Armed with cell phones and story ideas, a dozen students set off across campus to bring their films to life.

In the three-week summer class Introduction to Cinema, taught by H. Russ Brown, students became movie-makers as they worked in groups to create an idea, draft a story board and produce an action sequence.

“We learn communication skills because you have to be able to communicate what you want to do [in your video],” said student Breanna Clarke. “It makes you think outside the box more. You have to be original.”

An elective or fine arts credit, the class peeked behind the scenes of movies. Students explored blockbusters’ elements including soundtrack, foley (sound effects), camera angles and action.

“It’s been a fun three weeks. He gets everyone involved,” said student Sidney Gomez. “You get to watch cool movies. It’s something new every day.”

Students’ first project was to set a mood through a short wordless video using only visual effects such as body positioning and camera angles. Their classmates then guessed the emotion they tried to convey.

Students also went on a field trip to the theater at Mall of the Mainland to view "X Men: Apocalypse" and analyze its major action sequences.

“[H. Russ Brown] is the best teacher I’ve had. He makes you second guess your major [if it’s not theatre]. He makes learning fun,” said student Ashton Holmes.

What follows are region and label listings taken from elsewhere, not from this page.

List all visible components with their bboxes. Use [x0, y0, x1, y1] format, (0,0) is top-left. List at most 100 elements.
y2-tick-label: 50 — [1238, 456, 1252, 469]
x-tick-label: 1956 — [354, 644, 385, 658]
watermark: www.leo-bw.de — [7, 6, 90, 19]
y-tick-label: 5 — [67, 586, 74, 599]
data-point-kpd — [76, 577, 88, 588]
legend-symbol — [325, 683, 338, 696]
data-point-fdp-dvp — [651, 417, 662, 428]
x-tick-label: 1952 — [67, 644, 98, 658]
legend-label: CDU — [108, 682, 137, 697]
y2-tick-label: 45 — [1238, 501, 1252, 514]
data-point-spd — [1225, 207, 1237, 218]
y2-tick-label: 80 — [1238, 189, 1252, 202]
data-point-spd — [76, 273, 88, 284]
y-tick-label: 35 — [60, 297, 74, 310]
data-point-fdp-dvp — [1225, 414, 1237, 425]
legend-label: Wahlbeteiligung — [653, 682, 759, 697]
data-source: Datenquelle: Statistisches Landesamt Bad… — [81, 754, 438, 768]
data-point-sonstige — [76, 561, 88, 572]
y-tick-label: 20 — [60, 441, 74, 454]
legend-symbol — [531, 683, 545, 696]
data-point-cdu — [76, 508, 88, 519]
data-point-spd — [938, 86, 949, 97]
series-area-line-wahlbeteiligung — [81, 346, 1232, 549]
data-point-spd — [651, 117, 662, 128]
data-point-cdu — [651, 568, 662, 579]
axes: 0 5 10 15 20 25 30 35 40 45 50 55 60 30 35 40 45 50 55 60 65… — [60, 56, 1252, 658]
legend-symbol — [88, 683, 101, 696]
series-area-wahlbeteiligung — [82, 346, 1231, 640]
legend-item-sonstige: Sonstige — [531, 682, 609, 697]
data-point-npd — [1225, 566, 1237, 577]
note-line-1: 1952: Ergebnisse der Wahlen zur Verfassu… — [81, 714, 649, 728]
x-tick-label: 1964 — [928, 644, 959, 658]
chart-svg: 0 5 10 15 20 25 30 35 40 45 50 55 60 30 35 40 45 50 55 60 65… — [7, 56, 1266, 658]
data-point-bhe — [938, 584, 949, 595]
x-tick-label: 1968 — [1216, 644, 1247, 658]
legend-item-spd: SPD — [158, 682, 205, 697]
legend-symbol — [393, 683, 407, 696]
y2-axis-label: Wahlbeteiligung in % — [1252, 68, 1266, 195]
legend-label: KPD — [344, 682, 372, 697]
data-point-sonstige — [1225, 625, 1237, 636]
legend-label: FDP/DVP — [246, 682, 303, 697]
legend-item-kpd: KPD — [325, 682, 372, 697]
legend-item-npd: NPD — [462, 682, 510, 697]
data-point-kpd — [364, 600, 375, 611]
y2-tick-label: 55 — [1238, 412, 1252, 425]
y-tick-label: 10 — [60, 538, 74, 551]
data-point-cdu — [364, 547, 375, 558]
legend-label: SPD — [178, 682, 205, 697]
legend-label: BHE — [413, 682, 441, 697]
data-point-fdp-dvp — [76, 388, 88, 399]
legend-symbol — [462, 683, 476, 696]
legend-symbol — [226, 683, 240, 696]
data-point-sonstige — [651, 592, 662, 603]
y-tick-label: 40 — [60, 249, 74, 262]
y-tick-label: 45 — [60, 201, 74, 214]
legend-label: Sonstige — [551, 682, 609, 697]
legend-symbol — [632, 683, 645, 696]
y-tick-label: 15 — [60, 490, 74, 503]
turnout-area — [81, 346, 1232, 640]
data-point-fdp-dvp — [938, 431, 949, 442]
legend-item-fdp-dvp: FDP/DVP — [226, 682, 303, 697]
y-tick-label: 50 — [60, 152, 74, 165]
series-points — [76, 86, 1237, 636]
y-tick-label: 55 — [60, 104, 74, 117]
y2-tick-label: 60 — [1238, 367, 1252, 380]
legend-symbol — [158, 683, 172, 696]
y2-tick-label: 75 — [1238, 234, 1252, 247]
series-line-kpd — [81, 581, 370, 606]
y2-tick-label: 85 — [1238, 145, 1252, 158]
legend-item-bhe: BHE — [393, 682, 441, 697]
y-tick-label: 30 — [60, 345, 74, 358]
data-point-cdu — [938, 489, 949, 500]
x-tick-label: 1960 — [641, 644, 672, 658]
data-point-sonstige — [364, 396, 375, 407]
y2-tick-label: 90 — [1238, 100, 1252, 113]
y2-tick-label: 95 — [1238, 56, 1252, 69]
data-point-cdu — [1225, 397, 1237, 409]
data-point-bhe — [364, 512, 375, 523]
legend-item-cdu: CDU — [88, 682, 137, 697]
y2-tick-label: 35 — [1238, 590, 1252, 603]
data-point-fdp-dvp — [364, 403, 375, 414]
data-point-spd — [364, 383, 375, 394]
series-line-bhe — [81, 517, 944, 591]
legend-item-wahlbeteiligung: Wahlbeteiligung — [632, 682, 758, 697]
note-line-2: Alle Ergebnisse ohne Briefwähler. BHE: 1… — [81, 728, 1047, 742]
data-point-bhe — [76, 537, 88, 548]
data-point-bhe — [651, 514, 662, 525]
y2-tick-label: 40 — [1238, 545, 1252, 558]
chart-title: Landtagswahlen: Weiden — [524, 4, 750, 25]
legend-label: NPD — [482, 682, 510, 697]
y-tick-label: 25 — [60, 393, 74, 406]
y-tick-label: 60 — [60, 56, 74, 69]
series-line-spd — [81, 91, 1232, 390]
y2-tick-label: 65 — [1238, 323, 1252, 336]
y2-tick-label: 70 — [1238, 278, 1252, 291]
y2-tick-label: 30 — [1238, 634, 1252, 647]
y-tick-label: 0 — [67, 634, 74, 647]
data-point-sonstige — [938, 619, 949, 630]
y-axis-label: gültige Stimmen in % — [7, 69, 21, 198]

After discussion, critiques and film-watching, students were ready for their final project – filming an action sequence.

“There had to be a chase, a fight, and a clear winner and loser,” said Brown. “They filmed them on their cell phones. Some students were able to edit their videos entirely on their phones.”

Beyond evaluating which movies live up to their hype, the class explores stories and ideas, teaching students teamwork along the way.

“There’s so much collaboration and learning to work with different people in group projects,” said Brown. “At the end they had a deeper understanding of the film-making process and how they can be used to produce change, whether that change is altering the mood you came in with or conveying a thought, or feeling or idea.”